Film of the WeekAs good as the
apparently increasingly-controversial "Munich" was, its slightly less-focused and clunky final third means that the honour of my film of the week goes to...
"Good Night, and Good Luck". If the words
"A Film by George Clooney" may initially send a shiver down your spine, take comfort in the fact that
Time Magazine describe him as
"Hollywood's leading lefty"; so relax, sit down, watch, and be absorbed into an utterly engrossing un-Hollywood movie.
It's shot in black and white, perfectly capturing the 1950s era in which it's set, and focuses on CBS News' attempts to counter the reactionary threat of anti-communist witch-hunts. The two main protaganists are
Edward R. Murrow, a superb performance by
David Strathairn; and Senator Joseph McCarthy himself via authentic newsreel footage. The tension it builds as their weekly show
"See It Now" broadcast goes out live is phenomenal. It's also much funnier than you'd imagine, with a stream of dry one-liners between members of the news team as they attempt to ease their paranoia and tension, whilst reassuring each other that what they are doing is right.

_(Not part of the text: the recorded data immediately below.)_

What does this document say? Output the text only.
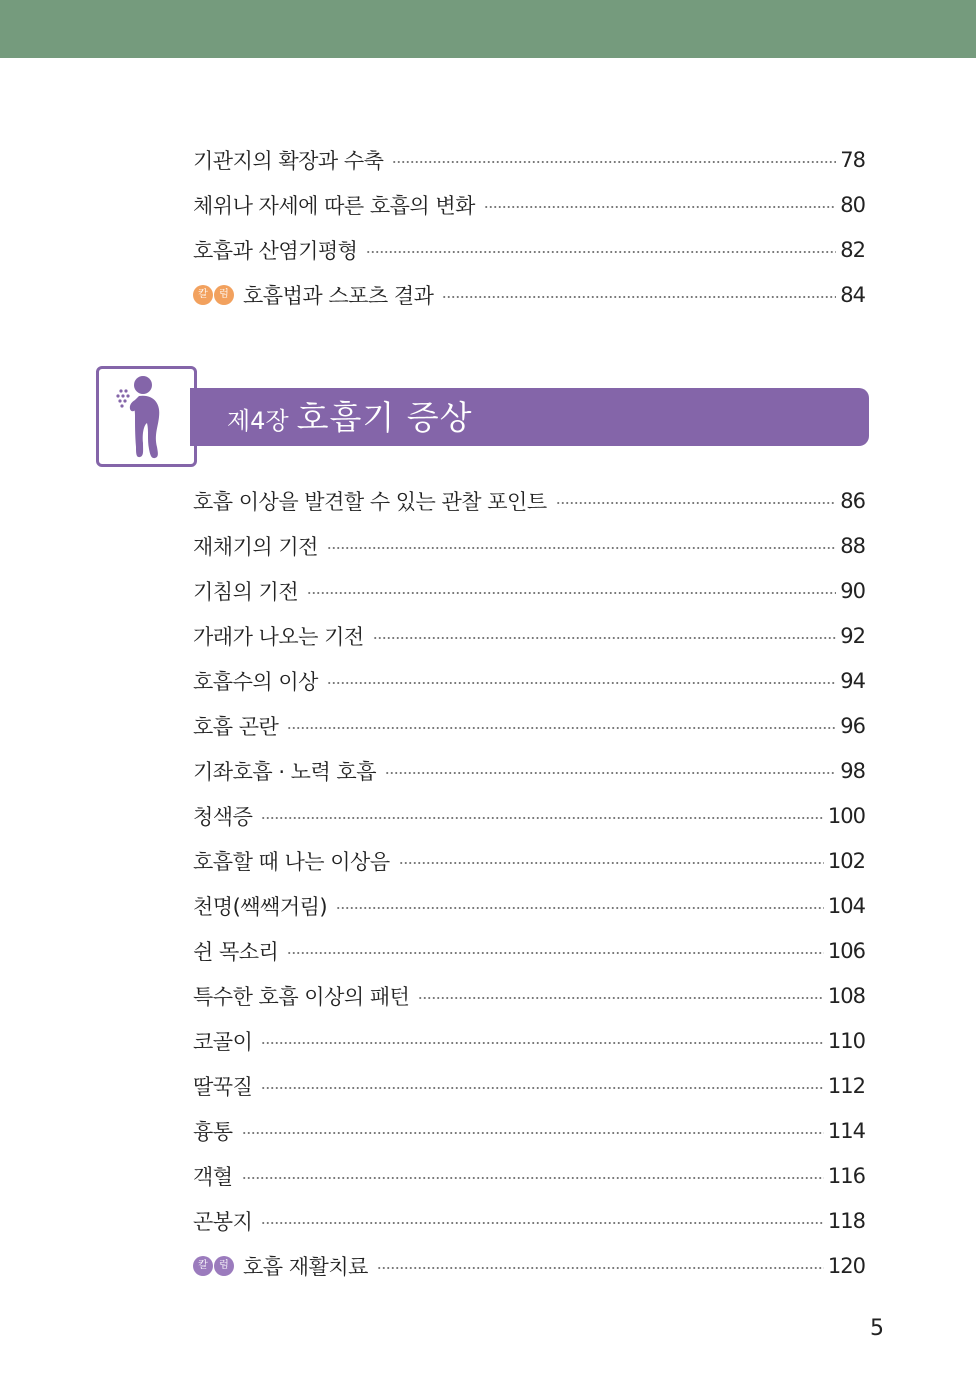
기관지의 확장과 수축	78
체위나 자세에 따른 호흡의 변화	80
호흡과 산염기평형	82
칼	럼 호흡법과 스포츠 결과	84
제4장 호흡기 증상
호흡 이상을 발견할 수 있는 관찰 포인트	86
재채기의 기전	88
기침의 기전	90
가래가 나오는 기전	92
호흡수의 이상	94
호흡 곤란	96
기좌호흡 · 노력 호흡	98
청색증	100
호흡할 때 나는 이상음	102
천명(쌕쌕거림)	104
쉰 목소리	106
특수한 호흡 이상의 패턴	108
코골이	110
딸꾹질	112
흉통	114
객혈	116
곤봉지	118
칼	럼 호흡 재활치료	120
5
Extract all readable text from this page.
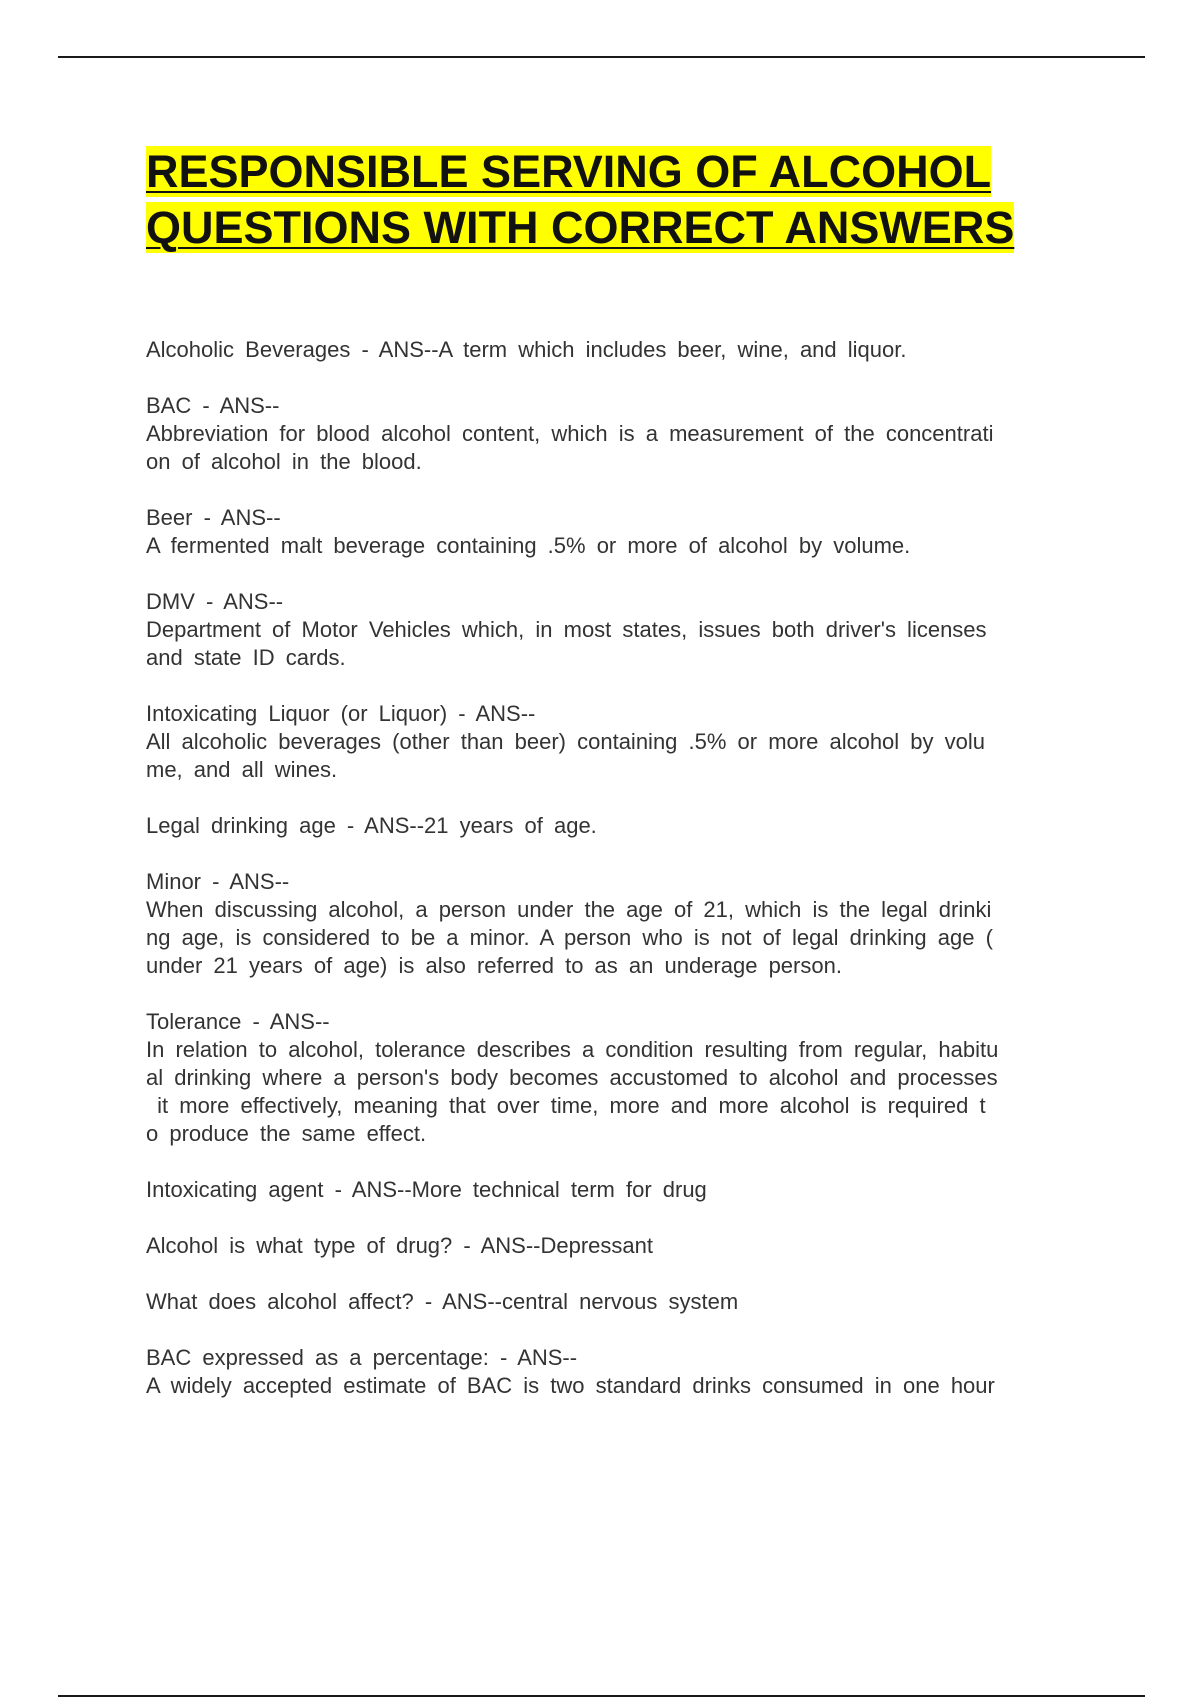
RESPONSIBLE SERVING OF ALCOHOL
QUESTIONS WITH CORRECT ANSWERS
Alcoholic Beverages - ANS--A term which includes beer, wine, and liquor.
BAC - ANS--
Abbreviation for blood alcohol content, which is a measurement of the concentrati
on of alcohol in the blood.
Beer - ANS--
A fermented malt beverage containing .5% or more of alcohol by volume.
DMV - ANS--
Department of Motor Vehicles which, in most states, issues both driver's licenses
and state ID cards.
Intoxicating Liquor (or Liquor) - ANS--
All alcoholic beverages (other than beer) containing .5% or more alcohol by volu
me, and all wines.
Legal drinking age - ANS--21 years of age.
Minor - ANS--
When discussing alcohol, a person under the age of 21, which is the legal drinki
ng age, is considered to be a minor. A person who is not of legal drinking age (
under 21 years of age) is also referred to as an underage person.
Tolerance - ANS--
In relation to alcohol, tolerance describes a condition resulting from regular, habitu
al drinking where a person's body becomes accustomed to alcohol and processes
it more effectively, meaning that over time, more and more alcohol is required t
o produce the same effect.
Intoxicating agent - ANS--More technical term for drug
Alcohol is what type of drug? - ANS--Depressant
What does alcohol affect? - ANS--central nervous system
BAC expressed as a percentage: - ANS--
A widely accepted estimate of BAC is two standard drinks consumed in one hour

The parallels with the US's current
"War on Terror" [sic] has been well-documented, although Clooney has distanced himself from that particular debate. It can't be avoided, however, so I'll end with a quote from Murrow himself:
"We cannot defend freedom abroad by deserting it at home."Breakfast Cereal of the WeekSince arriving here in Melbourne, I've become started eating breakfast most mornings. Usually, other than on weekends, I avoid breakfast completely [the 7.15 starts helped with this], but I've changed. And it's all thanks to
Weet-Bix®. Yes, that's right, Weet-Bix with a dash, not an "a".
Along with the Weet-bix I've had to take a good dose of humble pie after asserting my view that the Aussies had
clearly stolen the idea and name from good ol'
Weetabix. But, as I hang my arrogant Pommie head in shame, I have to tell you, dear friends, that
the Aussies did it first in the early 1900s, with the Brits 'bix
following-on languidly in 1932, when Weet-Bix was sold not only as a breakfast cereal but [bizarrely]
"also as an alternative to bread." Jam or
vegemite on that, dear?
Anyway, they hold together better than Weetabix, are crunchier [not something I usually go for in a breakfast cereal, believing the soggier the better], but are, along with the British version, the only cereal I have to put sugar on.
O, and it's made by a company called
"Sanitarium" too, which makes me smile every time I see it, although that may just be due to something they put
in the Weet-Bix rather than a childish sense of humour.
Language of the WeekSo, I've been here barely 5 minutes and I'm already changing.
BUT, I'd like to reassure you that I am maintaining a rearguard action on my Englishness by
not giving in to an Australian accent. I already have a magpie-like ability to take on the accent of the person that I'm talking to at any given time, and whatever Mancunian I once had, had been assimilated into a vague "northern" accent over the years, but I'm determined not to give in to their
ockerdom.Sure, I already tend to drop in a
"no worries" now and then, but that's a product of my status as unemployed when
Neighbours first hit British screens, leading to my twice-a-day fix of Kyli... er, Antipodean Soap.
I'm asking for
YO-gurt rather than yog-urt, and will say "Can I
GET a beer" rather than "I'd
like a beer please" or the rather more pleading "Can I
HAVE a beer, please?" but I don't think I'm on the slippery slope. Mind you, I'm asking for
zucchini rather than
courgette, and
aubergine has been dispaced by
eggplant, but that's not going too far, is it?
Anyway, better go. Got some hard yakka to do, like making the bed as the
doona's gone totally cactus, and I need to find my
thongs [you really
DO need to click the
links for this one]. See ya's later.